Darum zeigt der Altbau erst nach dem Abriss sein wahres Gesicht:

 

Hinter Putz, Tapeten und Verkleidungen verbergen sich oft Jahrzehnte an Baugeschichte, verschiedenen Renovierungsphasen und leider auch Pfusch. Erst wenn der Rohbauzustand wiederhergestellt ist, der sogenannte konstruktive Rückbau, kommen die nackten Tatsachen ans Licht:

 

  • Mischmauerwerk: Was von außen wie eine solide Ziegelwand aussah, entpuppt sich innen als wilder Mix aus Bims, Bruchstein, Fachwerk und weichem Mörtel. Das macht Befestigungen oder neue Durchbrüche statisch kompliziert.
  • Versteckte Schäden: Hausschwamm in Holzbalkendecken, morsche Schwellen im Fachwerk oder unentdeckte, schleichende Wasserschäden in den Wänden werden oft erst sichtbar, wenn die Verkleidung fällt.
  • Abenteuerliche Leitungsführung: Stromkabel, die querbeet ohne Installationszonen verlegt wurden, oder alte Bleirohre, die eigentlich schon längst hätten draußen sein sollen, kreuzen plötzlich den Weg.
  • Historische Sünden: Frühere Generationen haben oft verbaut, was gerade da war, oder statisch riskante Umbauten vorgenommen, die jetzt abgefangen werden müssen.
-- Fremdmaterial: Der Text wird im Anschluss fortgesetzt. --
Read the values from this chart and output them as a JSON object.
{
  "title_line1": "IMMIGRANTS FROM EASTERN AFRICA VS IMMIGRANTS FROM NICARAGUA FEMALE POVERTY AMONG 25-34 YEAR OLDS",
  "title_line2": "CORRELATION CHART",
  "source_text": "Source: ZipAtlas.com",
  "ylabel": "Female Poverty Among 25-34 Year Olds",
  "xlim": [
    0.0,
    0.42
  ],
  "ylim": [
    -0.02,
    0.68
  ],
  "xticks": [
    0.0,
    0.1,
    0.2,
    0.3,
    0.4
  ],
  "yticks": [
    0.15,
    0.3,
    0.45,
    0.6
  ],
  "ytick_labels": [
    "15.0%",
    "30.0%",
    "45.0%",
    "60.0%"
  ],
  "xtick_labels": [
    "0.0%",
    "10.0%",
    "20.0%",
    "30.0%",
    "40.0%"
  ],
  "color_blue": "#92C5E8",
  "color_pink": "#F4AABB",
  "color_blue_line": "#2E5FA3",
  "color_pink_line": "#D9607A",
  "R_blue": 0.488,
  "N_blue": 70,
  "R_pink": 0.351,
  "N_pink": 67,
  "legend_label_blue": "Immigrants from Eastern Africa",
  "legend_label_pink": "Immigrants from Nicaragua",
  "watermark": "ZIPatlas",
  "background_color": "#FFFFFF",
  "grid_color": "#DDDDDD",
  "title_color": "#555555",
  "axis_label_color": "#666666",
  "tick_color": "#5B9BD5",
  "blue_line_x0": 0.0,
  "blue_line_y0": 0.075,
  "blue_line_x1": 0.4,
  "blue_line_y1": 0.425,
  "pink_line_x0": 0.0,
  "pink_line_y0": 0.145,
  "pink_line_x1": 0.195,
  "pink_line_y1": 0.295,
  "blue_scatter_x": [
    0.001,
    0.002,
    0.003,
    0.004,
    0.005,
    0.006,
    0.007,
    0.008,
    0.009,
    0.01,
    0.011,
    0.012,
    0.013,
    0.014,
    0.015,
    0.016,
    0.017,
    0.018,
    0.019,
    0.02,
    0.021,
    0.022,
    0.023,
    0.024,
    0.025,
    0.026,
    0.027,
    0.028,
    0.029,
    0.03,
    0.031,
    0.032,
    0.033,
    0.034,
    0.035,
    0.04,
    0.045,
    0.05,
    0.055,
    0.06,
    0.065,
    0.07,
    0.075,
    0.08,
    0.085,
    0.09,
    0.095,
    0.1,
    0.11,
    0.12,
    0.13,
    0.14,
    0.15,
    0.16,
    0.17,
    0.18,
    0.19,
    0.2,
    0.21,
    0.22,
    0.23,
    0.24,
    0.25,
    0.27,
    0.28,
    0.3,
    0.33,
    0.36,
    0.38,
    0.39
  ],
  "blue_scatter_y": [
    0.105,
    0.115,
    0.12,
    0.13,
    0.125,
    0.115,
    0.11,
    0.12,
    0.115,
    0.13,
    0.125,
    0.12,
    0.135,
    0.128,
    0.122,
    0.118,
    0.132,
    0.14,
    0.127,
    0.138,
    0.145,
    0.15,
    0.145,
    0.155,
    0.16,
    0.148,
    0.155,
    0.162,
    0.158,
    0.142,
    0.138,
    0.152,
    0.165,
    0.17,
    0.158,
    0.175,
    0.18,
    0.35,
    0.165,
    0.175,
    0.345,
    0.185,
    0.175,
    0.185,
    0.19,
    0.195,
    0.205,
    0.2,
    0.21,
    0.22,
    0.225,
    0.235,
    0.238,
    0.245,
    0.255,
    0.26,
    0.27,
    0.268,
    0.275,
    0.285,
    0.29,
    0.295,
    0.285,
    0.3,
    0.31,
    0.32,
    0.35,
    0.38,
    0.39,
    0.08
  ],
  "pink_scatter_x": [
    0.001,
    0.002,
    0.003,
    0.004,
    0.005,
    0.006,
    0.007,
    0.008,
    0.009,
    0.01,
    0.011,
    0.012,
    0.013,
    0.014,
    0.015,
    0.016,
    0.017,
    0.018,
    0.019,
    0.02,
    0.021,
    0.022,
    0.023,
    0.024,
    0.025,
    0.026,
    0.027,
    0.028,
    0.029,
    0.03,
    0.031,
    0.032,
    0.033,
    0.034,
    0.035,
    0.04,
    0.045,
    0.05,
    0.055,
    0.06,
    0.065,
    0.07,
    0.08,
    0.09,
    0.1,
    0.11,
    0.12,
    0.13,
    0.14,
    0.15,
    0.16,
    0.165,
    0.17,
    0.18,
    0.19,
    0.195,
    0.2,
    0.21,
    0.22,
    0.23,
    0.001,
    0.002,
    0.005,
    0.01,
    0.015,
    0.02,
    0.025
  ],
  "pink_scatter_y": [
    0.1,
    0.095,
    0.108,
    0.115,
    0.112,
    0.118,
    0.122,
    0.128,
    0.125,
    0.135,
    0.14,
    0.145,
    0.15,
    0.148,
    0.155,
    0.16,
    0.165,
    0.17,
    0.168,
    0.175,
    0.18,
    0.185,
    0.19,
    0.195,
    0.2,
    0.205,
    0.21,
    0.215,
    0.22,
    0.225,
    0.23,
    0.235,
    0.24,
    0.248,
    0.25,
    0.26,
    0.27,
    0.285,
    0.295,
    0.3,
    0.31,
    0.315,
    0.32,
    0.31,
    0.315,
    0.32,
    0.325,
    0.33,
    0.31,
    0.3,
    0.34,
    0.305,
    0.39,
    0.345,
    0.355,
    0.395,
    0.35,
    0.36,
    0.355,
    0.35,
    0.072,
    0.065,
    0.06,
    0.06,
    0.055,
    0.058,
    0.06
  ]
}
Die Folgen für das Projekt:

 

Weil man eben erst nach dem Abriss sieht, was Phase ist, unterscheidet sich die Sanierung grundlegend vom Neubau:

 

Das Festpreis-Dilemma: Ein seriöser Handwerker kann für bestimmte Gewerke im Altbau kaum einen exakten Festpreis anbieten. Viele Arbeiten werden daher zu Recht auf Nachweis von Stundenlohn und Material, oder mit entsprechenden Sicherheitszuschlägen angeboten.

 

  1. Bauzeitverzögerungen: Muss erst der Statiker kommen, weil ein Balken morsch ist, steht die Baustelle schnell mal eine Woche still.
  2. Kostenrisiko: Experten empfehlen bei einer Altbausanierung pauschal 15 bis 20 % des Budgets als ungeplante Reserve einzufrieren. Wer das nicht tut, gerät beim ersten bösen Fund in Finanzierungsnot.

So gehen Profis damit um:

 

Erfahrene Sanierer versuchen, das Risiko durch ein cleveres Phasen-Modell zu minimieren:

 

  • Entkoppelter Rückbau: Erst wird komplett entkernt und abgerissen.
  • Bestandsaufnahme im nackten Zustand: Erst wenn alles frei liegt, kommen die ausführenden Handwerker zur finalen Bestandsaufnahme und Detailplanung.

Fazit:

 

Wer saniert, darf sich nicht sklavisch an den ersten Plan klammern. Man baut im Altbau mit der Substanz, nicht gegen sie.

 

ÜBER UNS:

 

Wir sind die BAUHERRENreport GmbH und bewirtschaften seit 2012 die Empfehlungsplattform BAUHERREN-PORTAL. Das ist die einzige Qualitätsplattform auf der Basis real durchgeführter Kundenbefragungen für das Baugewerbe und das Handwerk in Deutschland. Alle dazugehörigen Portale, Blogs, PR-Plattformen sowie das Institut für Qualitätssicherung im Bauwesen GmbH, das die Kundenbefragungen durchführt, werden vertreten vom Geschäftsführer Theo van der Burgt.

 

Wenn Sie wollen, dass Ihr Handwerksbetrieb von neu zu gewinnenden Kunden und Mitarbeitern auf Anhieb als Qualitätsführer Ihrer Region erkannt wird, lohnt es sich, miteinander ins Gespräch zu kommen.

 

 

Bei Interesse an unserem Empfehlungsmarketing für das Bauhandwerk kontaktieren Sie uns bitte unter: 021 31-742 789-0 oder 0172-213 26 02 - Mail: [email protected]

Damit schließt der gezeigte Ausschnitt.